Portland Mayor Charlie Hales Goes For a (Tax) Hike

Despite record revenue, Hales pushes for an additional $8.7 million per year.

The weather's wonderful. His term is almost up, and Portland Mayor Charlie Hales wants to go for a hike—a tax hike, that is.

With eight months left as mayor, Hales is pushing an ambitious agenda to address homelessness and gun violence—and he wants to help fund it with a .3 percentage point increase in the city's business license fee, a hike on 25,000 city businesses, according to his office. The city last raised the business license fee, now proposed to be 2.5 percent, in 1977.

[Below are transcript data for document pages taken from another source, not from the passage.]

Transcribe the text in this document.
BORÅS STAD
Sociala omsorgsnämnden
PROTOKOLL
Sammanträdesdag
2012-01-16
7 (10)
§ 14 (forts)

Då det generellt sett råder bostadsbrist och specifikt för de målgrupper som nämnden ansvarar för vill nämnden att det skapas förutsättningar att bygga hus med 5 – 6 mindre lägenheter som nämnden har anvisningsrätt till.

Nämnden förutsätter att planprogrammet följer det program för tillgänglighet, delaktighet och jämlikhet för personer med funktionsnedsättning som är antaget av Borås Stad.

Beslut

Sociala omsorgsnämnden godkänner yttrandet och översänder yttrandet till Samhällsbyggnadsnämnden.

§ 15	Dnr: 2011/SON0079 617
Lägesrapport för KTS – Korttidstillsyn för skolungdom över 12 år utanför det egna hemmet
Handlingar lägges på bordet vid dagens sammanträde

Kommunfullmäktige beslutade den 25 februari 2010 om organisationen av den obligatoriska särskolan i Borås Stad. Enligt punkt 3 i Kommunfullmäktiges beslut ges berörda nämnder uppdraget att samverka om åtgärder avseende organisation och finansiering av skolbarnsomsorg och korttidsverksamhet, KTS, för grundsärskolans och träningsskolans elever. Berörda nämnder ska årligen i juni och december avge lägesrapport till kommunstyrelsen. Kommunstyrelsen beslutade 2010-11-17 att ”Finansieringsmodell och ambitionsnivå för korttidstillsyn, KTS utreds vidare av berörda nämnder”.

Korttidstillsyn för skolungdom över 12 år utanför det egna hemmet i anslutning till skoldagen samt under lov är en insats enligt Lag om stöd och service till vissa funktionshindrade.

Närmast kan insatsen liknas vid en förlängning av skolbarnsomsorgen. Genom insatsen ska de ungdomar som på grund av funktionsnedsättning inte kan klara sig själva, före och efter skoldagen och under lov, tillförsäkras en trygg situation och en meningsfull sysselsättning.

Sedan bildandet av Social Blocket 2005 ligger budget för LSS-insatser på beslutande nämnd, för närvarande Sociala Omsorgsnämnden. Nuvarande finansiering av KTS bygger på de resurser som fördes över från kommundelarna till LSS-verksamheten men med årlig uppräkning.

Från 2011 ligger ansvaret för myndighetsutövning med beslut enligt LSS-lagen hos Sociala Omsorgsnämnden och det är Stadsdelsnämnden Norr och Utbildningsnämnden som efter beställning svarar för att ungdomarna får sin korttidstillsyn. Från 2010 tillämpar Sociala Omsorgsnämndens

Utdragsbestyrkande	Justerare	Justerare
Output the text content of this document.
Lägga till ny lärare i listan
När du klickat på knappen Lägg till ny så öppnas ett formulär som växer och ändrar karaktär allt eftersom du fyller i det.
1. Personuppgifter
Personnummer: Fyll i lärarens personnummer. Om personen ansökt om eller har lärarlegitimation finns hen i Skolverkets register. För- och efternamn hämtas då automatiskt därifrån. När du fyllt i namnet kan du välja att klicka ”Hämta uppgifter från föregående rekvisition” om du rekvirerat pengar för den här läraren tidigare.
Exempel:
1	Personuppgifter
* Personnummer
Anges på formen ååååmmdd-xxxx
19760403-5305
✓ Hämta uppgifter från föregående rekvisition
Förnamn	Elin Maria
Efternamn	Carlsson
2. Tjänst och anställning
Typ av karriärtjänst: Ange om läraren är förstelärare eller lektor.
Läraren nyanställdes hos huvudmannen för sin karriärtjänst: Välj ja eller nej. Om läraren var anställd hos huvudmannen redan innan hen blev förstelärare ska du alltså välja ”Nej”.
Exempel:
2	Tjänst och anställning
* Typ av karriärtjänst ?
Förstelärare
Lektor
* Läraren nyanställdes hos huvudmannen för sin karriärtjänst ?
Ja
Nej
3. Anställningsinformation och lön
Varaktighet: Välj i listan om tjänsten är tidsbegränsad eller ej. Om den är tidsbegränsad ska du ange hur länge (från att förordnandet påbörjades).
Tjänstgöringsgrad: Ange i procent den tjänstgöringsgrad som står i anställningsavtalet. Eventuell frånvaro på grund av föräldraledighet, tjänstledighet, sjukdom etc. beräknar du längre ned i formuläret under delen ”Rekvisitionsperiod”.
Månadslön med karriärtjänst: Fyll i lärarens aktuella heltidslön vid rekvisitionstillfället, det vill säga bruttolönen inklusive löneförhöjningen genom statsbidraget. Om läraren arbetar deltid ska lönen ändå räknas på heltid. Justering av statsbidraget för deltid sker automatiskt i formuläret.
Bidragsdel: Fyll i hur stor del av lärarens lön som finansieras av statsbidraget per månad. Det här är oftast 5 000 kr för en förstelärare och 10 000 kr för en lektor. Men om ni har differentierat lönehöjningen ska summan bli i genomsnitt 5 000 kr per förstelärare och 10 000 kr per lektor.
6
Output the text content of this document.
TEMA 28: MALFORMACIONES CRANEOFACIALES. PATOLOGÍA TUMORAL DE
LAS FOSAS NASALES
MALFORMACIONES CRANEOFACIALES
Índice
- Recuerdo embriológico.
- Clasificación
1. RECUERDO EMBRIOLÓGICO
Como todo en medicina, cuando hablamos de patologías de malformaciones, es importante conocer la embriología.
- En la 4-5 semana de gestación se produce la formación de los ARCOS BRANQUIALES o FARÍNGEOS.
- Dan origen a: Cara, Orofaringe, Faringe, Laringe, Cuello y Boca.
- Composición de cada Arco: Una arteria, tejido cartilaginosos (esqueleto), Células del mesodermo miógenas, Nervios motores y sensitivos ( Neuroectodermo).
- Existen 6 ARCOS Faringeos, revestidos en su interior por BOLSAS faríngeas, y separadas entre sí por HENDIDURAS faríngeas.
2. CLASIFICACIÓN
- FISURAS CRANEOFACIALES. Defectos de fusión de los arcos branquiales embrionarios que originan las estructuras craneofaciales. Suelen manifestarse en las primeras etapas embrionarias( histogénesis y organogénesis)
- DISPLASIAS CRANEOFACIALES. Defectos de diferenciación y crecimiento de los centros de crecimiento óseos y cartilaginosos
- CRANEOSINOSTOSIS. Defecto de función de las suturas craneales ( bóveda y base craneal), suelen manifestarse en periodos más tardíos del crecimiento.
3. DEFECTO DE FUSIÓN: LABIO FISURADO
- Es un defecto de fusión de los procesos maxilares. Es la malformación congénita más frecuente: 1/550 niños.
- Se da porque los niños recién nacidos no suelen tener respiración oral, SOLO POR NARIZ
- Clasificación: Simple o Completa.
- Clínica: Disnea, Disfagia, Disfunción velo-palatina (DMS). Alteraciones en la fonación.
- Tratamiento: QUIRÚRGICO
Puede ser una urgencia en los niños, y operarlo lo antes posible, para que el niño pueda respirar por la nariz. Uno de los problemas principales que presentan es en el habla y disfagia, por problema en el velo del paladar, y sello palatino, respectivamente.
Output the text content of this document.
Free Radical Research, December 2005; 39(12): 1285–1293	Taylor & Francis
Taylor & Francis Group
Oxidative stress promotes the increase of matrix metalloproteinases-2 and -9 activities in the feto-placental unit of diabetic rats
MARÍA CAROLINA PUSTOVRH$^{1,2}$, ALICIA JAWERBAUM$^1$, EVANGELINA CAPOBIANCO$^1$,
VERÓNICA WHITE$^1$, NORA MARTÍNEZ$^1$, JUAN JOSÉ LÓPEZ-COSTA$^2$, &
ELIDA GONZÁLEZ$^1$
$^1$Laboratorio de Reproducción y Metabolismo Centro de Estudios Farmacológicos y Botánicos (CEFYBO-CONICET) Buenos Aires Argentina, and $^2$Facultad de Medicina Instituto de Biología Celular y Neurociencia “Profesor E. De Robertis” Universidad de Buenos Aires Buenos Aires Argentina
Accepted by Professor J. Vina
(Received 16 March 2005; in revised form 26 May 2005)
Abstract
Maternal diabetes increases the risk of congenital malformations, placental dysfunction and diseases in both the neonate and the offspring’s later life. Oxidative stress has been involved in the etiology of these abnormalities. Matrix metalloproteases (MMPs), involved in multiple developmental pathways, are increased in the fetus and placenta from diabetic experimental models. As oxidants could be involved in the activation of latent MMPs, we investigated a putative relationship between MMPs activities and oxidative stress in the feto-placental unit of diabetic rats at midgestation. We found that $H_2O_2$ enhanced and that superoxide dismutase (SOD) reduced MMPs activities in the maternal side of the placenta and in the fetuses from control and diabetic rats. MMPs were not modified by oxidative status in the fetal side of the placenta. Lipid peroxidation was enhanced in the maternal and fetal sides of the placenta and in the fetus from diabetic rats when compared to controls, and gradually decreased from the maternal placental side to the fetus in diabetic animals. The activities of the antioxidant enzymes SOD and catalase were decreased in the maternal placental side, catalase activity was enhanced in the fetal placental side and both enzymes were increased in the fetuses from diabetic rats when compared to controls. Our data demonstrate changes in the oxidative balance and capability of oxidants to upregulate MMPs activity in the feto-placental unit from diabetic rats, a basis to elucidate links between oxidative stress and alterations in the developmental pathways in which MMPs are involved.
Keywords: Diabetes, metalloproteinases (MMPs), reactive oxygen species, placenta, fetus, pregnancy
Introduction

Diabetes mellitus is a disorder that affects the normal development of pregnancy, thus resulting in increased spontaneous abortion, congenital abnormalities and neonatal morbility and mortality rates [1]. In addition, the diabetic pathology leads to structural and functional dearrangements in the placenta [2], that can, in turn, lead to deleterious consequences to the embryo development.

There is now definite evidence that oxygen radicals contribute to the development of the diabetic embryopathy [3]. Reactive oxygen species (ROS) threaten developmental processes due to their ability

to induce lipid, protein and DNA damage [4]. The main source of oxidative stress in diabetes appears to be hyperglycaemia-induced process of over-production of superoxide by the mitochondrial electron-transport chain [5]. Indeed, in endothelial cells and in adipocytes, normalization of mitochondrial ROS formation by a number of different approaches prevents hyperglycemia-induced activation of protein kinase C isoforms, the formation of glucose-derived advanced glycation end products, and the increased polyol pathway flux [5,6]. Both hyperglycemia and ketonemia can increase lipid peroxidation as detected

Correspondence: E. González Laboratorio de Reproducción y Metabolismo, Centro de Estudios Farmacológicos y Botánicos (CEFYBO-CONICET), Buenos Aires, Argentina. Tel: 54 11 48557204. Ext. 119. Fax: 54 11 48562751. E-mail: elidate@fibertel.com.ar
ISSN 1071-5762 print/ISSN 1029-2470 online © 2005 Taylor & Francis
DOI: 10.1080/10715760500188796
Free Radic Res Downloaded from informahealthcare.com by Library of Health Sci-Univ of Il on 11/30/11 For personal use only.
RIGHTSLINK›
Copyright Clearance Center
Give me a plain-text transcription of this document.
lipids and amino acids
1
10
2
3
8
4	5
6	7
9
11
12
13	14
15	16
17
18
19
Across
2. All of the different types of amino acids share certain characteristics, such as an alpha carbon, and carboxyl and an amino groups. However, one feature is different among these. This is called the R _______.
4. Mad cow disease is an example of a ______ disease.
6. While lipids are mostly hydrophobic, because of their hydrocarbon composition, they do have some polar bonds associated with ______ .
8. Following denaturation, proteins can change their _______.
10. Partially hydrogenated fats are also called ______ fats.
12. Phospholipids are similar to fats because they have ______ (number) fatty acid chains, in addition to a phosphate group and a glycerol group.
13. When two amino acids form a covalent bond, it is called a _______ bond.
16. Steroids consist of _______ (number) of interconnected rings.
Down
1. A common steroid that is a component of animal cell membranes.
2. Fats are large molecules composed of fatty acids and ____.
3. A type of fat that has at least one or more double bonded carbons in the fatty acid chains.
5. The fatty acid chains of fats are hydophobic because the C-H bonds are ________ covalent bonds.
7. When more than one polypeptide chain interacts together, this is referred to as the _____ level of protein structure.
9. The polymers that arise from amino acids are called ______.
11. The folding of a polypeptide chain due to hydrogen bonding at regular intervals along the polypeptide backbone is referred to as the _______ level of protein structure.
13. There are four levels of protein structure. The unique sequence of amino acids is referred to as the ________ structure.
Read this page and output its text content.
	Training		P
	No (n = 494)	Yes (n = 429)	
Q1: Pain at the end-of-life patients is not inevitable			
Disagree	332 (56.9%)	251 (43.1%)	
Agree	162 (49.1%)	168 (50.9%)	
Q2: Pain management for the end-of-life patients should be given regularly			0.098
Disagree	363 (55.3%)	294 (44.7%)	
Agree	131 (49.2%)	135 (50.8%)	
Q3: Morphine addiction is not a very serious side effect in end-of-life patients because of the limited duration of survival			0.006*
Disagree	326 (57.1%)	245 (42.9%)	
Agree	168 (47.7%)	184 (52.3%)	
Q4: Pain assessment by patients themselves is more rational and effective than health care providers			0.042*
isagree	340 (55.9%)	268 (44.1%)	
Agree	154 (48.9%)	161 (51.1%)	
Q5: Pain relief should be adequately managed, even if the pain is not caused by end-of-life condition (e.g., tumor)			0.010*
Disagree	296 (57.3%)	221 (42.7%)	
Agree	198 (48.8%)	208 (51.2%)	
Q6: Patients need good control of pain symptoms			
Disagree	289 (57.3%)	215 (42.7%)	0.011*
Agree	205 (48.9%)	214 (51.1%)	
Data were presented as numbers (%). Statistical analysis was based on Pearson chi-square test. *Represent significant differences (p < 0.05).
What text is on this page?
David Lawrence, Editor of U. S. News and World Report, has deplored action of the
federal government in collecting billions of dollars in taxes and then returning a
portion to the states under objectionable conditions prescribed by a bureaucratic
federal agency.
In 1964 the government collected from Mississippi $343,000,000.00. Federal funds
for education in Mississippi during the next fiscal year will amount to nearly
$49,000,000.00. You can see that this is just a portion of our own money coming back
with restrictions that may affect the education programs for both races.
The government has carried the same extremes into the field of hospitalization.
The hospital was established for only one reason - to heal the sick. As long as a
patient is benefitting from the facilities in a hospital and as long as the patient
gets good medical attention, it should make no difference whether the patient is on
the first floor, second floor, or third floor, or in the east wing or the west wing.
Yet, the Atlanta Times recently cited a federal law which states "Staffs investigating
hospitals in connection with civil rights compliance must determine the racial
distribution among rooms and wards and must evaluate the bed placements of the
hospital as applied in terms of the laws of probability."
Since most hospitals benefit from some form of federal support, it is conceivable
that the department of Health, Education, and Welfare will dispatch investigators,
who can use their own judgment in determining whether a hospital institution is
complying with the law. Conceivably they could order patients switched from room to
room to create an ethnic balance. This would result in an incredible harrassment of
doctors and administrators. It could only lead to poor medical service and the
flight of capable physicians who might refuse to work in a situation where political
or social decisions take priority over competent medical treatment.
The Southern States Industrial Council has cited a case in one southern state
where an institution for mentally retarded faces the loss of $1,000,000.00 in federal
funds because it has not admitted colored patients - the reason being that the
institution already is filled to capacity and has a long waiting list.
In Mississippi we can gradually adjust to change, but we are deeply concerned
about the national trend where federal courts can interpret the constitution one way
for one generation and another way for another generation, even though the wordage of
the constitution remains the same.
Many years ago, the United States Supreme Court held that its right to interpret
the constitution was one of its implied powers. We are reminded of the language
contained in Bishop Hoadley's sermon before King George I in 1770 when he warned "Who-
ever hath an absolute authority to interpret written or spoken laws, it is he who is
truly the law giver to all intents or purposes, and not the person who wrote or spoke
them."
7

"I'm not naturally inclined to raising taxes on business," Hales says. "But this is a necessary increase to pay for services for a growing city at a critical juncture."

At the same time, Hales is giving a tax break to 2,000 businesses in the form of a higher owner's compensation deduction. If City Council approves Hales' plan, businesses wouldn't pay the business license fee on the first $125,000 of income, up from $100,000. Hales raised the deduction in 2013, piggybacking on an effort by former Mayor Sam Adams, who also raised the owner's compensation deduction in 2012. (It then stood at $87,000.)

The two changes amount to an annual net gain of $8.7 million, city officials estimate.

The announcement came Monday in a press conference to unveil Hales' budget proposal for 2016-17—his last as mayor since he decided in October not to run for a second term.

Hales faced flush coffers even before he announced his plan for a tax hike. Revenue from business license fees was already on the upswing. So was revenue from lodging taxes. That means Hales already had about $25 million in extra unexpected revenue.

Hales would like the additional money to pay for more 911 operators and cops with higher salaries, body cameras for police officers, and additional services for the homeless.